5 genius marketing bombs & lessons by Taylor Swift (even if you don’t like her)

5 genius marketing bombs & lessons by Taylor Swift (even if you don’t like her)

I love the Taylor Swift marketing machine (but don't like her music.)

Here are 5 things that modern business, especially marketers, can learn from the songstress.

1. Taylor is real

This girl-next-door persona is a combination of sweet-girl charisma and accessible. For fans, Swift feels close. This closeness, a feeling of kinship, feeds intimate fan engagement. Make up on or off, Taylor will present herself in all kinds of scenarios. With her cats. Baking a cake. At glamorous parties. It’s every girl’s dream and it feels real.

For fans, Swift is within reach, creating a brand persona of being accessible and relatable. 
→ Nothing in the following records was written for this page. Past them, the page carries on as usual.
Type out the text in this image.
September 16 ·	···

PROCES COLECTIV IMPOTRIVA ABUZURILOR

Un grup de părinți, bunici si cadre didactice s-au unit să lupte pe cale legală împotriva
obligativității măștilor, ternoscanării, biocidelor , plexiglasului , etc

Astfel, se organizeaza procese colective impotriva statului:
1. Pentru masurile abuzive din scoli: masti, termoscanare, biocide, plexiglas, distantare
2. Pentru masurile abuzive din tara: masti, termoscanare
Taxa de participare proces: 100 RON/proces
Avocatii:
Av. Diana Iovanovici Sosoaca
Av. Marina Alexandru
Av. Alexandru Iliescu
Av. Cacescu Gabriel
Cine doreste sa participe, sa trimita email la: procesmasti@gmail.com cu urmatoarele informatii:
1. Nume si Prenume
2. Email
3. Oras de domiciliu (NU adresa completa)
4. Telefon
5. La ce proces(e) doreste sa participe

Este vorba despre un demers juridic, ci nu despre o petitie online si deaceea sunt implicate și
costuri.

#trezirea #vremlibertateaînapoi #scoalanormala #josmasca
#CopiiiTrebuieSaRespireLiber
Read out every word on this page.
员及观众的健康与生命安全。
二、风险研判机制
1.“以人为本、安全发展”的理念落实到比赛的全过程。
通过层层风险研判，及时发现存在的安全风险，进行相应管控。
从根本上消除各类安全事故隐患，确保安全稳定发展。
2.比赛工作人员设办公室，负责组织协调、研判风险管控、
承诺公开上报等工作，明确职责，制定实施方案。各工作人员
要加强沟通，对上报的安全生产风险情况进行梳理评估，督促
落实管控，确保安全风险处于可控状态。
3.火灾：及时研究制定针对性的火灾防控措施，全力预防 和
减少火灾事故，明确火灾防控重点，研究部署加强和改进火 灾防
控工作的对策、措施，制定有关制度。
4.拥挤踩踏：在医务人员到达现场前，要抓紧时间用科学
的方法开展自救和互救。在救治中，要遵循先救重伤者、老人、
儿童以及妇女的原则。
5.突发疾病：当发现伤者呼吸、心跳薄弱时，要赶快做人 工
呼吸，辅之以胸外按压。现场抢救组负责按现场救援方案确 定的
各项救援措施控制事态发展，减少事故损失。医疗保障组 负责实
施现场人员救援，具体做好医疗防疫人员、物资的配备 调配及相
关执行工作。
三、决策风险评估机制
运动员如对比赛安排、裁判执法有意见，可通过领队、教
How to apply in the business world?

Take your customers behind-the-scenes. Your business is run by real people with real experiences. Humanise your storytelling. Social media is a wonderful vehicle for this. Think parties, staff achievements and celebrations – and broadcast these moments on the appropriate platform.

2. Taylor is media

With over 271 million fans across multiple platforms, Swift is media. (Counted at the time of writing: Twitter 82+ million, Facebook 74+ million, YouTube 20+ million and Instagram 95+ million.)
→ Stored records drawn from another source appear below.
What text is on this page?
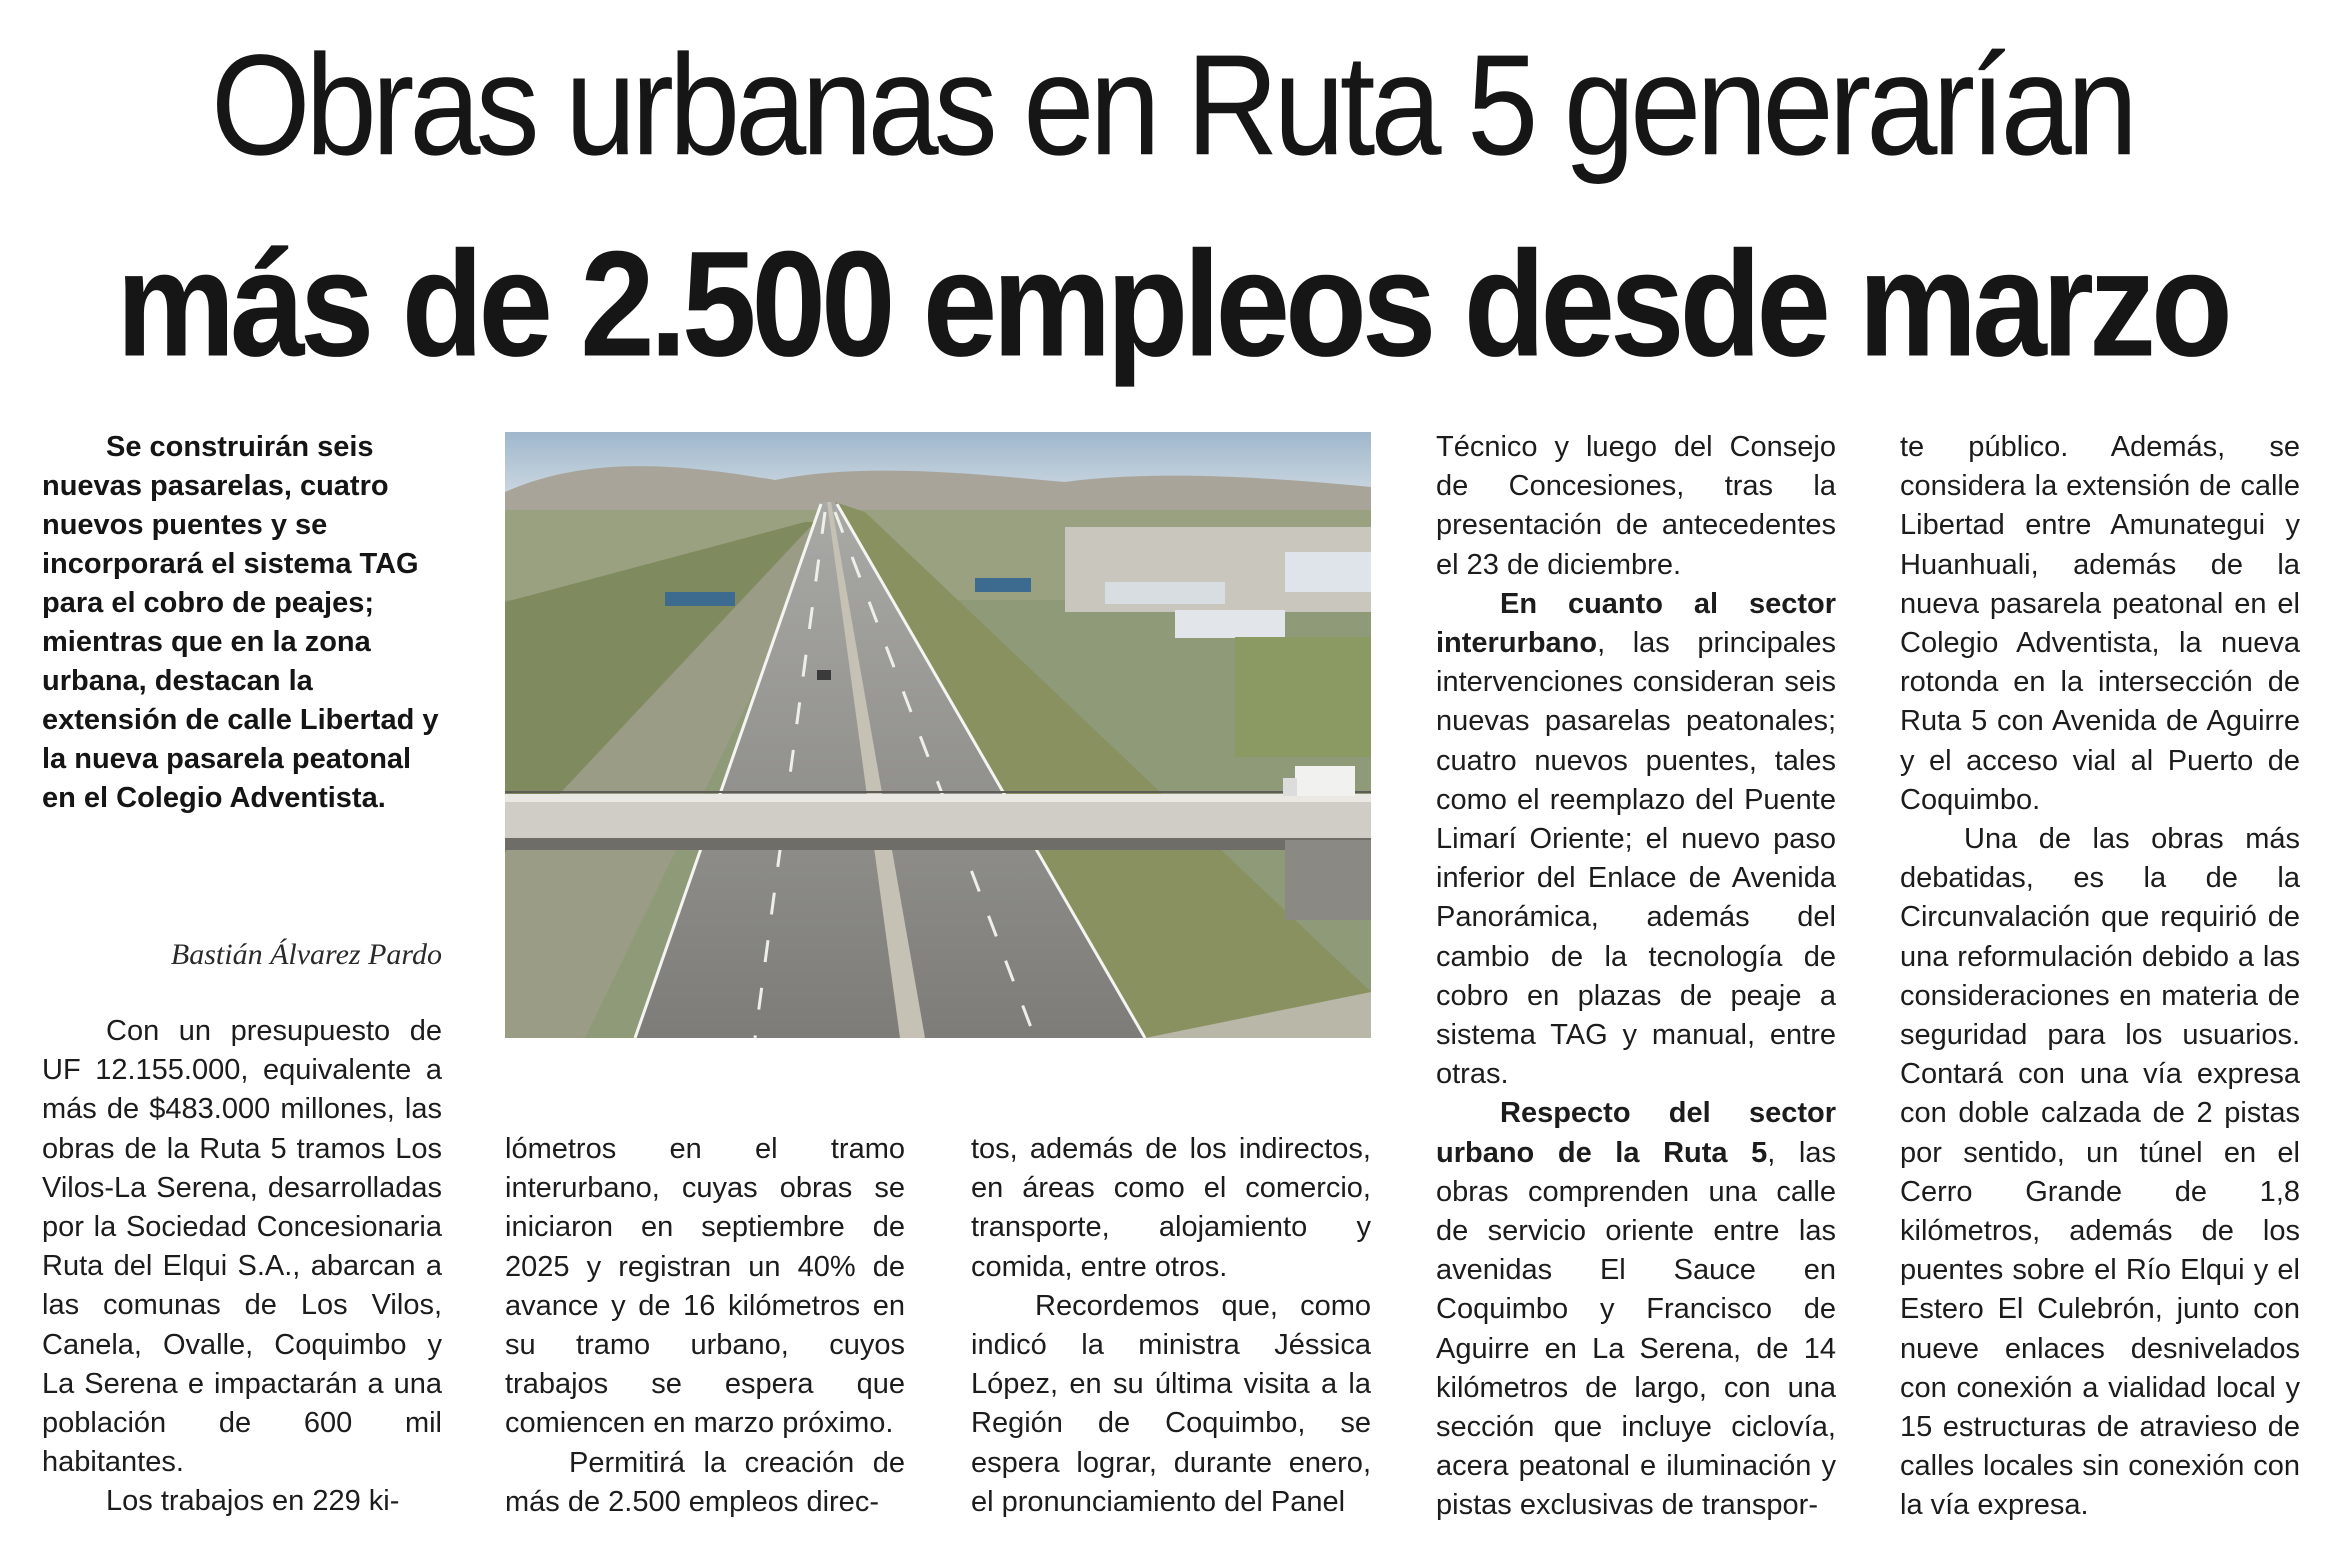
Obras urbanas en Ruta 5 generarían
más de 2.500 empleos desde marzo
Se construirán seis nuevas pasarelas, cuatro nuevos puentes y se incorporará el sistema TAG para el cobro de peajes; mientras que en la zona urbana, destacan la extensión de calle Libertad y la nueva pasarela peatonal en el Colegio Adventista.
Bastián Álvarez Pardo

Con un presupuesto de UF 12.155.000, equivalente a más de $483.000 millones, las obras de la Ruta 5 tramos Los Vilos-La Serena, desarrolladas por la Sociedad Concesionaria Ruta del Elqui S.A., abarcan a las comunas de Los Vilos, Canela, Ovalle, Coquimbo y La Serena e impactarán a una población de 600 mil habitantes.

Los trabajos en 229 ki-

lómetros en el tramo interurbano, cuyas obras se iniciaron en septiembre de 2025 y registran un 40% de avance y de 16 kilómetros en su tramo urbano, cuyos trabajos se espera que comiencen en marzo próximo.

Permitirá la creación de más de 2.500 empleos direc-

tos, además de los indirectos, en áreas como el comercio, transporte, alojamiento y comida, entre otros.

Recordemos que, como indicó la ministra Jéssica López, en su última visita a la Región de Coquimbo, se espera lograr, durante enero, el pronunciamiento del Panel

Técnico y luego del Consejo de Concesiones, tras la presentación de antecedentes el 23 de diciembre.

En cuanto al sector interurbano, las principales intervenciones consideran seis nuevas pasarelas peatonales; cuatro nuevos puentes, tales como el reemplazo del Puente Limarí Oriente; el nuevo paso inferior del Enlace de Avenida Panorámica, además del cambio de la tecnología de cobro en plazas de peaje a sistema TAG y manual, entre otras.

Respecto del sector urbano de la Ruta 5, las obras comprenden una calle de servicio oriente entre las avenidas El Sauce en Coquimbo y Francisco de Aguirre en La Serena, de 14 kilómetros de largo, con una sección que incluye ciclovía, acera peatonal e iluminación y pistas exclusivas de transpor-

te público. Además, se considera la extensión de calle Libertad entre Amunategui y Huanhuali, además de la nueva pasarela peatonal en el Colegio Adventista, la nueva rotonda en la intersección de Ruta 5 con Avenida de Aguirre y el acceso vial al Puerto de Coquimbo.

Una de las obras más debatidas, es la de la Circunvalación que requirió de una reformulación debido a las consideraciones en materia de seguridad para los usuarios. Contará con una vía expresa con doble calzada de 2 pistas por sentido, un túnel en el Cerro Grande de 1,8 kilómetros, además de los puentes sobre el Río Elqui y el Estero El Culebrón, junto con nueve enlaces desnivelados con conexión a vialidad local y 15 estructuras de atravieso de calles locales sin conexión con la vía expresa.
Taylor Swift commands audience numbers that would make Rupert Murdoch sing. 

How to apply in the business world?

No longer relying on paid traditional media to broadcast their message, modern brands are becoming their own media. Brands of the future are activating this opportunity. Among the best brands in the world, Apple, Harley Davidson and Nike are media.

Swift has achieved the same.

As Gary Vaynerchuk will tell you, attention is the asset. If you want your business to be seen and heard, go where the attention is. Pay attention to where the attention flows. For example, more than 40 percent of the United States population from ages 18 to 34 use the Snapchat app, and more than half of all new users in the country are older than 25, according to the company.

Follow the attention. And tell your story.

Welcome to Swiftland - marketing powerhouse

Welcome to Swiftland - marketing powerhouse

3. Taylor engages and gives

The pop star knows her customers. She loves them. And her customers return with adoration.

Before the 1989 album, Swift personally invited 89 fans to her home for a pre-listen party.

During Christmas 2014, the Swift team delivered personalised gifts to fans. Coined Swiftmas, the fans recorded the present experience on YouTube. 

Writing for Enrepeneur, Kelly Lovell describes this unique relationship, "they join an inner circle of like-minded peers who share in a unique experience they can always look back on."

So what happens when a fan is rewarded for loyalty? They double down in their affection. It’s a masterclass in retention marketing.

How to apply in the business world?

There are two lessons here.

The first is the surprise of paying it forward, by giving back to (loyal) customers. Not just with a impersonal loyalty scheme and stickers on a card. Make it individual, memorable, exclusive and personal. Dazzle your customers with the Swift-like inner circle treatment.

The second is that each Swift experience has been recorded and broadcast through social media. This mobilises the message, portrays the goodness of the experience and reinforces the Swift brand. Business can do the same.

4. Taylor uses fear

FOMO, the fear of missing out is a timeless marketing principle described well by Robert Cialdini’s principles of persuasion.

In the Swift world, the fear tactic was played well with the release of the 1989 album, with limited release photos and fan messages. The result was one of the fastest selling records of the last decade. 

Fear and persuasion in the Swift world

Fear and persuasion in the Swift world

5. Taylor uses content exclusivity

Content on Instagram is different and exclusive to Snapchat and vice versa. Each medium plays to a different audience.

The release of the single Shake It Off was streamed live on Yahoo.

Before the release of 1989, clues were released to fans out on Instagram only. 

Swiftmas was exclusive to YouTube.

How to apply in the business world?

There are differences between the demographics and users between media. Just as there is a difference between Triple M and talk back AM listeners, there are differences between social media platforms. 

Make content specific and exclusive to each platform. 

Don’t spray and pray across the same platforms, because it doesn’t work. 

In summary

While Taylor Swift has effectively marketed her music to many demographics, it's in the arena of the millennial market where most has been achieved. 

Through a carefully constructed brand persona and finely executed media, Swift has rallied a strong community of support. This pop star provides a useful template for customer connection and effective marketing.